Monday, February 11, 2008

The Internet Ablaze

As CGM (Consumer Generated Media) becomes more and more widespread, “middle media” known as “CGM aggregators” are becoming popular. CGM aggregators filter through the flood of blogs and SNSs (Social Networking Service) to pick up notable articles or events going on in CGM. The proliferation of CGM has caused an overflow of information on the internet that is impossible to sift through; thus middle media is a way for consumers to access information that has already been screened, condensed. Middle media also acts as a bridge between CGM and mass media, that is, stories that are picked up by middle media are in turn, covered by mass media.

However, this seemingly convenient tool has also given rise to one of the newly rapidly escalating issues of the internet: “ablaze” sites and internet mob lynching. “Ablaze” sites and blogs was a term coined in Japan in 2005 when site after site was forced into closing after being picked up in middle media as “inappropriate” or “problematic” and millions of viewers rushed to the site, leaving angry comments, working together to expose individual information on the owner of the blog or site. Disagreements on the internet have a tendency to get emotional, heated, personal, and very self-righteous. In the heat of the moment, people work together to expose a person’s personal information very quickly, and contact related authorities or institutions to demand reparations and punishment. In fact, there are whole sites dedicated to the exposing and progression of their jihad against a particular individual. One such site is committed to reporting the actions of one college student working part time at a bookstore who secretly took a photo of a customer with a skin disease, posted it on his page in an SNS with derogatory comments. Another internet user with skin disease stumbled upon the page and reported it in a middle media, causing a mob of internet users to immediately flood the page with angry comments and the student was eventually forced to leave the SNS, not to mention that he was reported by one of them to his school and suspended.
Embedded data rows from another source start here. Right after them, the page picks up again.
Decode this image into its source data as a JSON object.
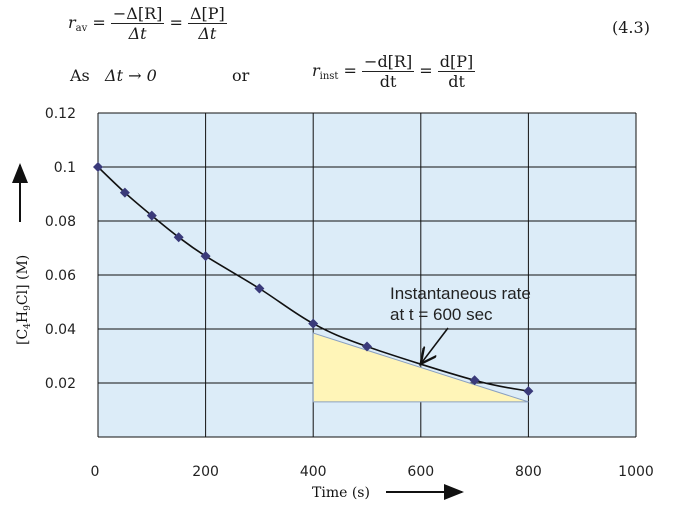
{
  "equations": {
    "eq1": {
      "lhs_symbol": "r",
      "lhs_sub": "av",
      "frac1_num": "−Δ[R]",
      "frac1_den": "Δt",
      "frac2_num": "Δ[P]",
      "frac2_den": "Δt",
      "number": "(4.3)"
    },
    "eq2": {
      "as_text": "As",
      "limit": "Δt → 0",
      "or_text": "or",
      "lhs_symbol": "r",
      "lhs_sub": "inst",
      "frac1_num": "−d[R]",
      "frac1_den": "dt",
      "frac2_num": "d[P]",
      "frac2_den": "dt"
    }
  },
  "chart_data": {
    "type": "scatter",
    "xlabel": "Time (s)",
    "ylabel": "[C4H9Cl] (M)",
    "ylabel_parts": {
      "pre": "[C",
      "sub1": "4",
      "mid": "H",
      "sub2": "9",
      "post": "Cl] (M)"
    },
    "xlim": [
      0,
      1000
    ],
    "ylim": [
      0,
      0.12
    ],
    "x_ticks": [
      0,
      200,
      400,
      600,
      800,
      1000
    ],
    "x_tick_labels": [
      "0",
      "200",
      "400",
      "600",
      "800",
      "1000"
    ],
    "y_ticks": [
      0.02,
      0.04,
      0.06,
      0.08,
      0.1,
      0.12
    ],
    "y_tick_labels": [
      "0.02",
      "0.04",
      "0.06",
      "0.08",
      "0.1",
      "0.12"
    ],
    "grid": true,
    "series": [
      {
        "x": [
          0,
          50,
          100,
          150,
          200,
          300,
          400,
          500,
          700,
          800
        ],
        "y": [
          0.1,
          0.0905,
          0.082,
          0.074,
          0.067,
          0.055,
          0.042,
          0.0335,
          0.021,
          0.017
        ]
      }
    ],
    "tangent_triangle": {
      "x": [
        400,
        800
      ],
      "y_top": 0.0385,
      "y_bottom": 0.013
    },
    "annotation": {
      "line1": "Instantaneous rate",
      "line2": "at t = 600 sec",
      "point_x": 600,
      "point_y": 0.026
    },
    "colors": {
      "plot_background": "#dcecf8",
      "grid": "#111111",
      "marker": "#3a3a7a",
      "curve": "#111111",
      "triangle_fill": "#fff5b8",
      "triangle_edge": "#8aa0c0"
    }
  }
}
Until only a few years ago, this kind of “mob lynching” was a tool only mass media enjoyed. They wielded a self-righteous power in what and how they reported, seeing themselves as the “voice of the people”, meting out social sanctions even before the law would come to a conclusion. However, as mass media and internet media work in unison, this phenomenon is only escalating. A common argument in defense of media is James Surowiecki’s “Wisdom of Crowds", in which he states that

Under the right circumstances, groups are remarkably intelligent, and are often smarter than the smartest people in them

However, he also notes that the conditions required for this is
(1) diversity of opinion; (2) independence of members from one another; (3) decentralization; and (4) a good method for aggregating opinions. The diversity brings in different information; independence keeps people from being swayed by a single opinion leader; people's errors balance each other out; and including all opinions guarantees that the results are "smarter" than if a single expert had been in charge.

On the internet, while 2, 3, and 4 are satisfied, 1 is certainly not, and this mob mentality and urge to bandwagon out of fear of being ostracized is perhaps the biggest cause of internet mob lynching.

1 comment:

Carter said...

Yeah this is becoming a serious problem; something similar has happened to the official Scientology website as well.